Vereadores aprovam em 1ª votação projeto que busca equacionar déficit atuarial do Guarapuava Prev
Proposta do Executivo autoriza parcelamento em 31 anos de R$ 530 milhões e a transferência do IRRF ao instituto de revidência municipal
11/05/2026
A Câmara de Guarapuava aprovou, em 1ª votação, na sessão da última segunda-feira (11/05), o Projeto de Lei Complementar (E) 12/2026, proposto pelo Poder Executivo. A matéria dispõe sobre o Plano de Equacionamento do Déficit Atuarial do Instituto de Previdência dos Servidores Públicos do Município de Guarapuava, o GUARAPUAVA PREV, e estabelece duas frentes de ação para alcançar o equilíbrio financeiro e atuarial da autarquia previdenciária.
O déficit atuarial consiste na insuficiência de recursos financeiros no longo prazo para cobrir o pagamento de benefícios previdenciários (aposentadorias e pensões) de um plano ou regime. Ele ocorre quando as projeções de despesas futuras superam a soma das receitas (contribuições) e do patrimônio atual. O déficit pode ser equacionado (coberto) através do aumento de contribuições, aportes extras do ente patronal (do município, neste caso) ou revisão de regras de benefícios, de forma a restabelecer o equilíbrio entre o que se recebe e o que se paga.

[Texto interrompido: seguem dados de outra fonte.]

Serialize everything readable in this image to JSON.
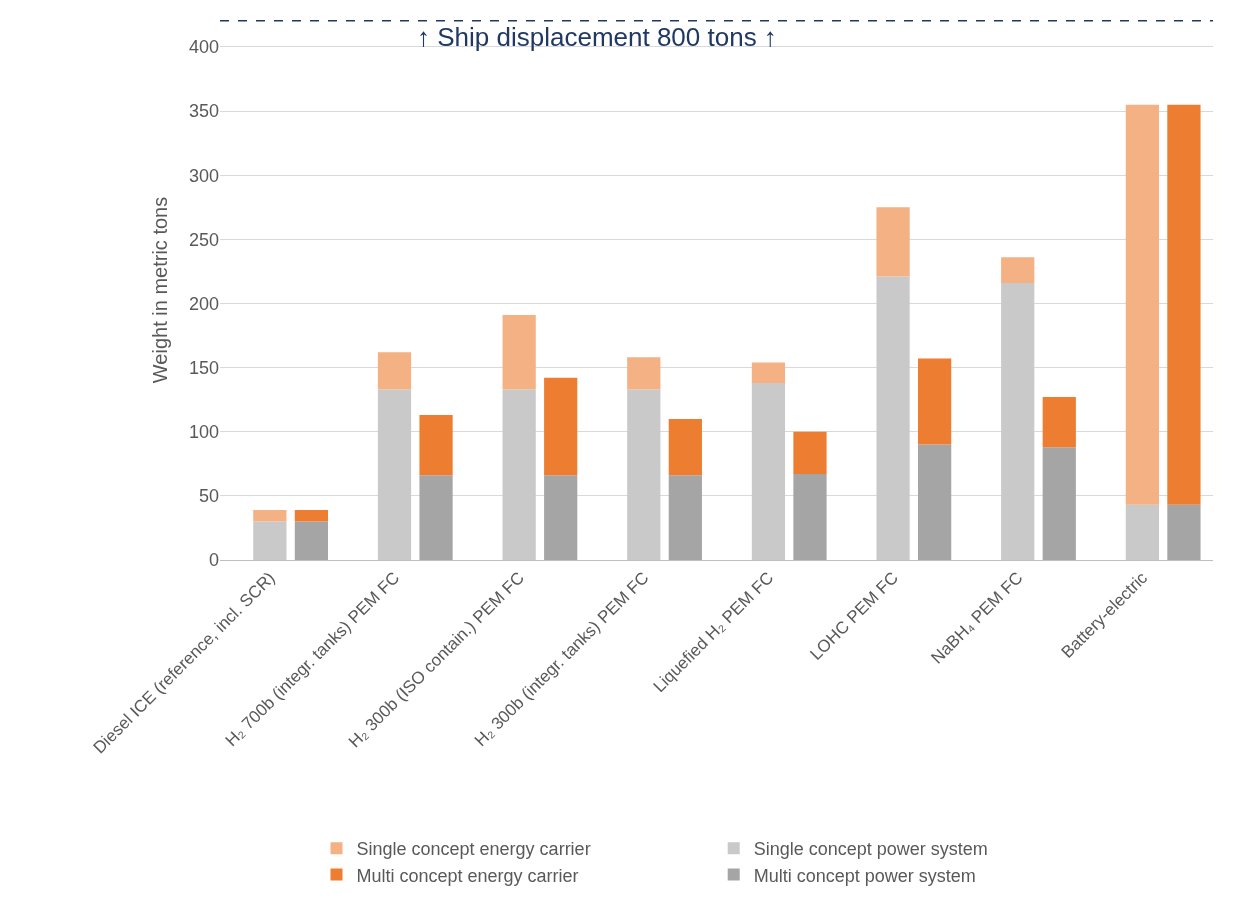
{
  "chart_data": {
    "type": "bar",
    "stacked": true,
    "ylabel": "Weight in metric tons",
    "categories": [
      "Diesel ICE (reference, incl. SCR)",
      null,
      null,
      "H₂ 700b (integr. tanks) PEM FC",
      null,
      null,
      "H₂ 300b (ISO contain.) PEM FC",
      null,
      null,
      "H₂ 300b (integr. tanks) PEM FC",
      null,
      null,
      "Liquefied H₂ PEM FC",
      null,
      null,
      "LOHC PEM FC",
      null,
      null,
      "NaBH₄ PEM FC",
      null,
      null,
      "Battery-electric",
      null
    ],
    "series": [
      {
        "name": "Single concept power system",
        "color": "#c9c9c9",
        "values": [
          30,
          null,
          null,
          133,
          null,
          null,
          133,
          null,
          null,
          133,
          null,
          null,
          138,
          null,
          null,
          221,
          null,
          null,
          216,
          null,
          null,
          43,
          null
        ]
      },
      {
        "name": "Multi concept power system",
        "color": "#a5a5a5",
        "values": [
          null,
          30,
          null,
          null,
          66,
          null,
          null,
          66,
          null,
          null,
          66,
          null,
          null,
          67,
          null,
          null,
          90,
          null,
          null,
          88,
          null,
          null,
          43
        ]
      },
      {
        "name": "Single concept energy carrier",
        "color": "#f4b183",
        "values": [
          9,
          null,
          null,
          29,
          null,
          null,
          58,
          null,
          null,
          25,
          null,
          null,
          16,
          null,
          null,
          54,
          null,
          null,
          20,
          null,
          null,
          312,
          null
        ]
      },
      {
        "name": "Multi concept energy carrier",
        "color": "#ed7d31",
        "values": [
          null,
          9,
          null,
          null,
          47,
          null,
          null,
          76,
          null,
          null,
          44,
          null,
          null,
          33,
          null,
          null,
          67,
          null,
          null,
          39,
          null,
          null,
          312
        ]
      }
    ],
    "ylim": [
      0,
      421
    ],
    "yticks": [
      0,
      50,
      100,
      150,
      200,
      250,
      300,
      350,
      400
    ],
    "grid": "y",
    "legend": "bottom",
    "ref_lines": [
      {
        "axis": "y",
        "value": 421,
        "label": "↑ Ship displacement 800 tons ↑",
        "color": "#1f3864",
        "line_style": "dashed"
      }
    ]
  }
}
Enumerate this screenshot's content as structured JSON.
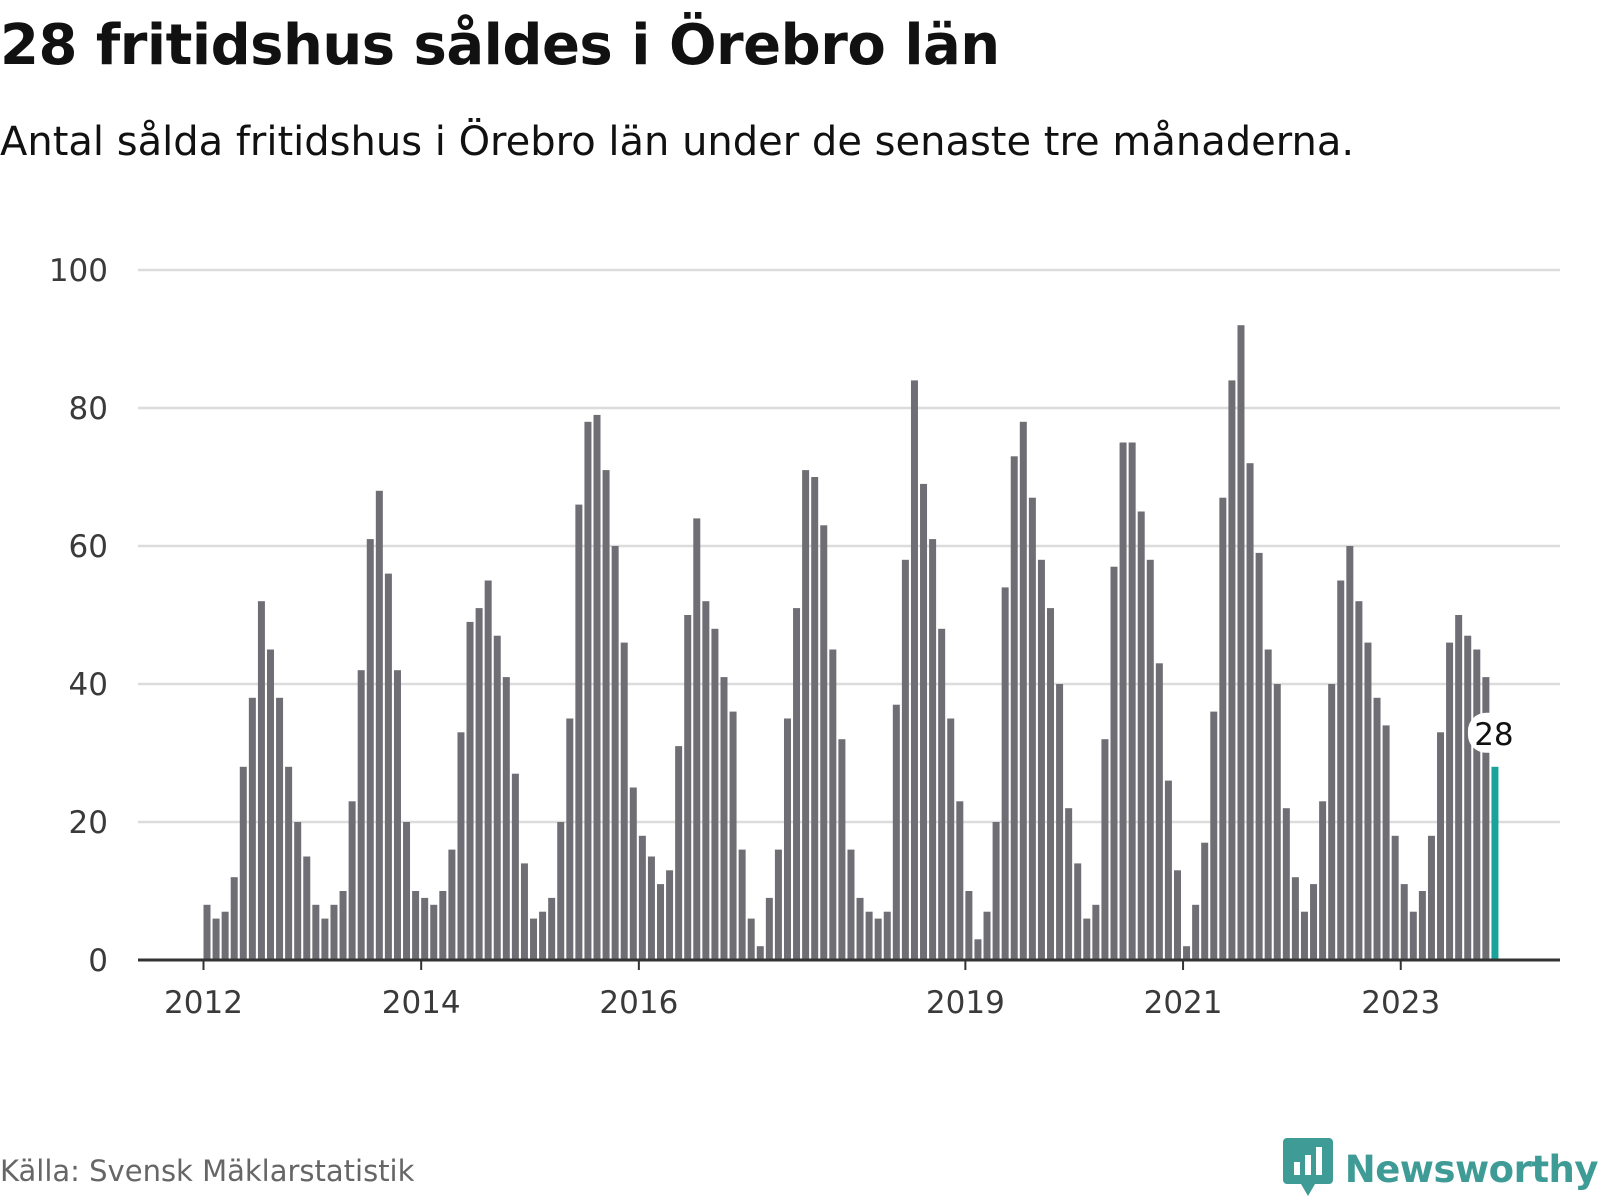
{
  "title": "28 fritidshus såldes i Örebro län",
  "subtitle": "Antal sålda fritidshus i Örebro län under de senaste tre månaderna.",
  "source": "Källa: Svensk Mäklarstatistik",
  "brand": {
    "name": "Newsworthy",
    "icon": "newsworthy-logo-icon",
    "color": "#3f9b96"
  },
  "colors": {
    "bar": "#6f6e74",
    "highlight": "#1aa39a",
    "grid": "#dcdcdc",
    "axis": "#333333"
  },
  "chart_data": {
    "type": "bar",
    "ylim": [
      0,
      100
    ],
    "yticks": [
      0,
      20,
      40,
      60,
      80,
      100
    ],
    "grid": true,
    "x_start_index": 8,
    "x_ticks": [
      {
        "label": "2012",
        "index": 8
      },
      {
        "label": "2014",
        "index": 32
      },
      {
        "label": "2016",
        "index": 56
      },
      {
        "label": "2019",
        "index": 92
      },
      {
        "label": "2021",
        "index": 116
      },
      {
        "label": "2023",
        "index": 140
      }
    ],
    "values": [
      8,
      6,
      7,
      12,
      28,
      38,
      52,
      45,
      38,
      28,
      20,
      15,
      8,
      6,
      8,
      10,
      23,
      42,
      61,
      68,
      56,
      42,
      20,
      10,
      9,
      8,
      10,
      16,
      33,
      49,
      51,
      55,
      47,
      41,
      27,
      14,
      6,
      7,
      9,
      20,
      35,
      66,
      78,
      79,
      71,
      60,
      46,
      25,
      18,
      15,
      11,
      13,
      31,
      50,
      64,
      52,
      48,
      41,
      36,
      16,
      6,
      2,
      9,
      16,
      35,
      51,
      71,
      70,
      63,
      45,
      32,
      16,
      9,
      7,
      6,
      7,
      37,
      58,
      84,
      69,
      61,
      48,
      35,
      23,
      10,
      3,
      7,
      20,
      54,
      73,
      78,
      67,
      58,
      51,
      40,
      22,
      14,
      6,
      8,
      32,
      57,
      75,
      75,
      65,
      58,
      43,
      26,
      13,
      2,
      8,
      17,
      36,
      67,
      84,
      92,
      72,
      59,
      45,
      40,
      22,
      12,
      7,
      11,
      23,
      40,
      55,
      60,
      52,
      46,
      38,
      34,
      18,
      11,
      7,
      10,
      18,
      33,
      46,
      50,
      47,
      45,
      41,
      28
    ],
    "highlight_last": true,
    "callout": "28"
  }
}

De quanto é o déficit atuarial do GUARAPUAVA PREV e como será equacionado
Segundo avaliação atuarial realizada com data-base em 31/12/2025, o déficit atuarial do plano de benefícios do GUARAPUAVA PREV era de R$ 799.860.201,09. Para enfrentar esse passivo, o projeto combina duas medidas complementares:
A primeira é a transferência ao GUARAPUAVA PREV da receita do Imposto de Renda Retido na Fonte, o IRRF, arrecadada na folha de beneficiários do Regime Próprio de Previdência Social (RPPS), relativa aos proventos de aposentadoria e benefício de pensão por morte pagos e gerenciados pela autarquia. Essa transferência, prevista para ocorrer pelo prazo de 31 anos, reduzirá o déficit em R$ 269.811.868,43.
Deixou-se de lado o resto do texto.